At the core of Simon Denny’s show “Disruptive Berlin” at Galerie Buchholz, Berlin, are a series of sculptural works that respond to the city’s newfound identity as a hub for emergent technology companies. Works such as Berlin Startup Case Mod: Sociomantic (2014) and Berlin Startup Case Mod: EyeEm(2014) appear as an assemblage of emblazoned computer hardware, accessorized with USB sticks and printed fascias. In these and in other works, flatscreens become shelves and computer packaging materials become plinths; the technology here seems to fold into its own promotional rhetoric and an overcooked sense of its own futurity. Denny describes the work as a series of subjective portraits of specific hot-tipped startup companies and specialist events such as TechCrunch, and Hy!

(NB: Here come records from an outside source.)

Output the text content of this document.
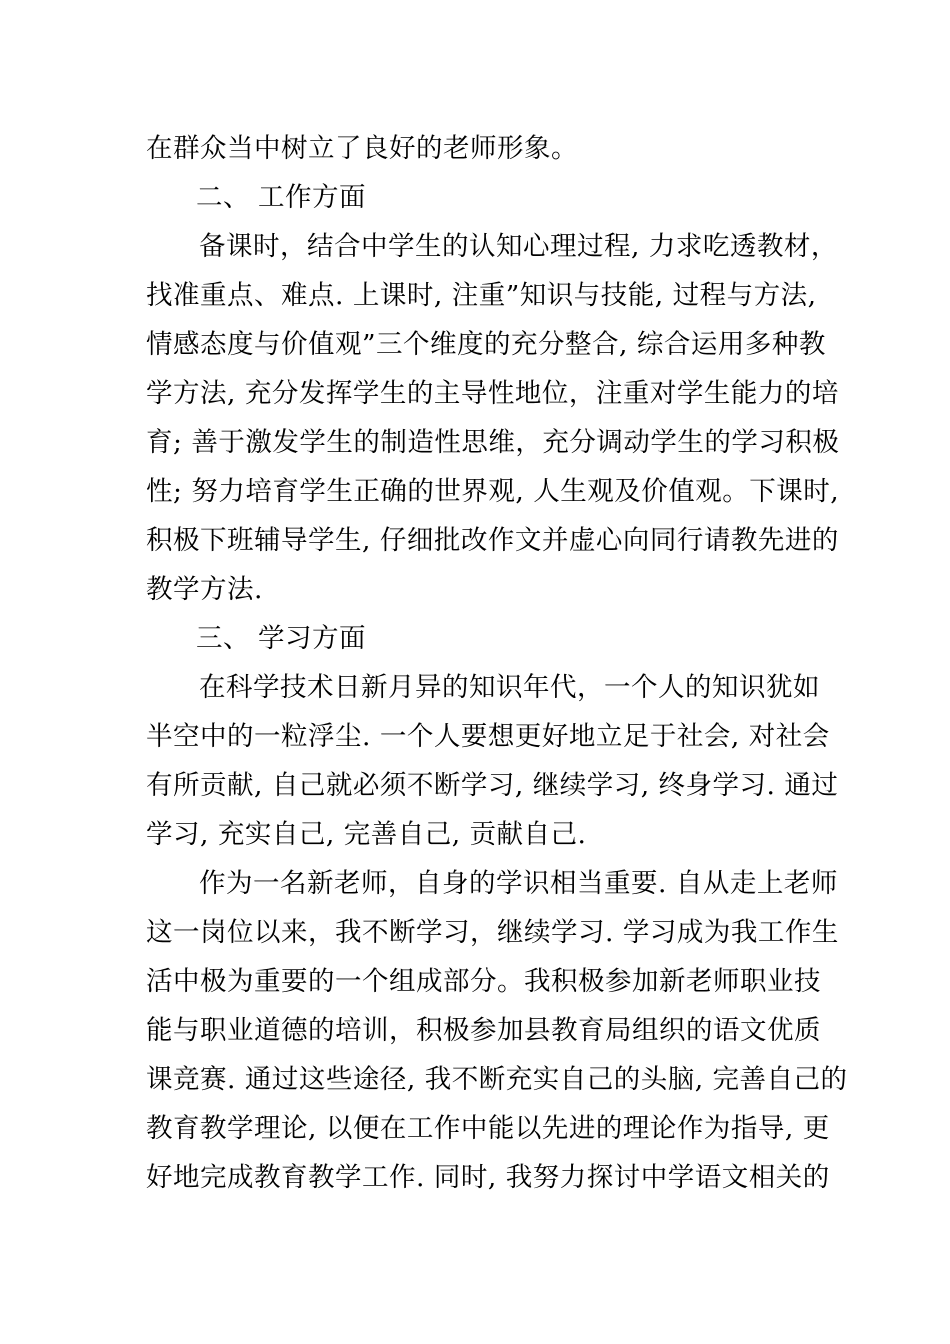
在群众当中树立了良好的老师形象。
二、 工作方面
备课时，结合中学生的认知心理过程, 力求吃透教材，
找准重点、难点. 上课时, 注重”知识与技能, 过程与方法,
情感态度与价值观”三个维度的充分整合, 综合运用多种教
学方法, 充分发挥学生的主导性地位，注重对学生能力的培
育; 善于激发学生的制造性思维，充分调动学生的学习积极
性; 努力培育学生正确的世界观, 人生观及价值观。下课时,
积极下班辅导学生, 仔细批改作文并虚心向同行请教先进的
教学方法.
三、 学习方面
在科学技术日新月异的知识年代，一个人的知识犹如
半空中的一粒浮尘. 一个人要想更好地立足于社会, 对社会
有所贡献, 自己就必须不断学习, 继续学习, 终身学习. 通过
学习, 充实自己, 完善自己, 贡献自己.
作为一名新老师，自身的学识相当重要. 自从走上老师
这一岗位以来，我不断学习，继续学习. 学习成为我工作生
活中极为重要的一个组成部分。我积极参加新老师职业技
能与职业道德的培训，积极参加县教育局组织的语文优质
课竞赛. 通过这些途径, 我不断充实自己的头脑, 完善自己的
教育教学理论, 以便在工作中能以先进的理论作为指导, 更
好地完成教育教学工作. 同时, 我努力探讨中学语文相关的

Berlin, aimed at accelerating new business investment for startups in the city. Together, the sculptures in “Disruptive Berlin” presents a noisy scene of competing forces, all pitching their own pre-loaded zeitgeist of a tech-modulated world soon to come. This sense of zeitgeist is also retro-activated through works in the exhibition such as Disruptive Legacy Model: Apple IIe (2014) that utilize older technologies (an early model of an Apple home computer), and others such as the Axel Springer Unternehmensarchiv investment kiosk (2014) that draw on specific narratives of commercial breakthroughs that have consequently shaped the cultural interface of computer technology in recent years. (Matt Packer)

Simon Denny’s exhibition “Disruptive Berlin” at Galerie Buchholz, Berlin, runs through March 15.